Un diptyque instructif qui se lit au calme en prenant le temps de le savourer. (Une lecture trop avide peut gâcher la magie !)
Un roman classique mais réaliste sur un fond historique peu connu.
Avis aux amateurs d'Histoire : n'hésitez-pas !
J. Milette a très bien résumé cet album.
Principale qualité, nous apprendre un morceau d'histoire quasiment inconnu des Français notamment le traitement infligé aux Philippins qui ressemble à celui subi par les Amérindiens.
Il faut être au calme et lire cette bd d'un trait pour ne pas être perdu (j'ai confondu les deux frères presque jusqu'à la fin).
Cette lecture, faute d'être divertissante, demeure instructive, d'autant plus que le présent se bâtissant sur le passé, elle aide à comprendre certains aspects de la politique étrangère de nos "alliés".

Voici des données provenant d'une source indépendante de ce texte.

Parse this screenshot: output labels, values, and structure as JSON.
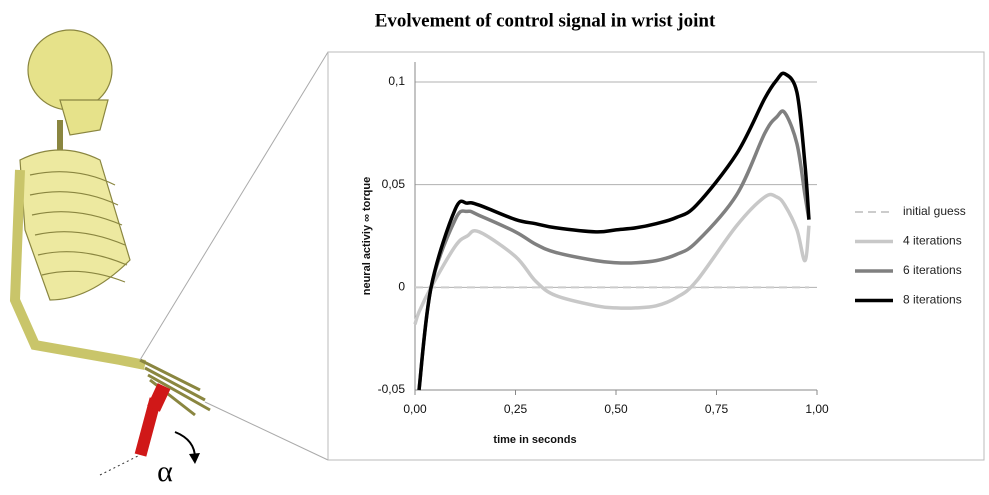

Si vous racontez cette histoire aux américains, je suis absolument certain qu’aucun ne vous croira. Eux qui se font les chantres de la liberté, comme beaucoup de nos nations devenues démocratiques, auraient du mal à accepter le génocide d’un million et demi de philippins surtout hispanophones car plus au fait des concepts d’indépendance et de liberté (comme écrit page 49 du tome 2). Chaque pays colonialiste porte en soi une part d’horreur et si aujourd’hui, en Europe, nous acceptons, en partie, ce lourd fardeau, je pense qu'il n'en est pas de même pour les Etats-Unis pourtant colonialistes sur le tard.
Cette bd est une abominable histoire entre philippins indépendantistes, espagnols, anciens colonisateurs et américains soi-disant venus libérer mais venus en conquérants.
L'histoire est racontée via deux tomes poignants où tous les poncifs de l’atrocité et de la médiocrité humaine s’enchainent comme d'abominables maillons d’une chaîne monstrueuse.
Le graphisme apporte à l’ensemble un réalisme qui glace le sang engendrant une forme de dégoût sur les capacités de l’homme à haïr et à faire du mal à son prochain.
J’ai été scotché par la qualité de l’ensemble. Et je me dis, si tu parles de cette histoire autour de toi, il n’est pas certain que l’on te croie.
Les aventures des deux frères se poursuivent au milieu de la "grande histoire" et cela est fait de façon intelligente, on ne tombe pas dans un album purement didactique.
J'ai trouvé quelques lourdeurs dans les dialogues quand le scénariste utilise les différentes langues des protagonistes pour faire plus réaliste mais ce n'est qu'un détail.
Le dessin colle toujours aussi bien au sujet et permet de rendre parfaitement bien les scènes de combat.
En résumé, une bonne BD d'aventure de style western qui a le mérite de faire découvrir un pan méconnu de l'histoire des Philippines, de l'Espagne et des États-Unis.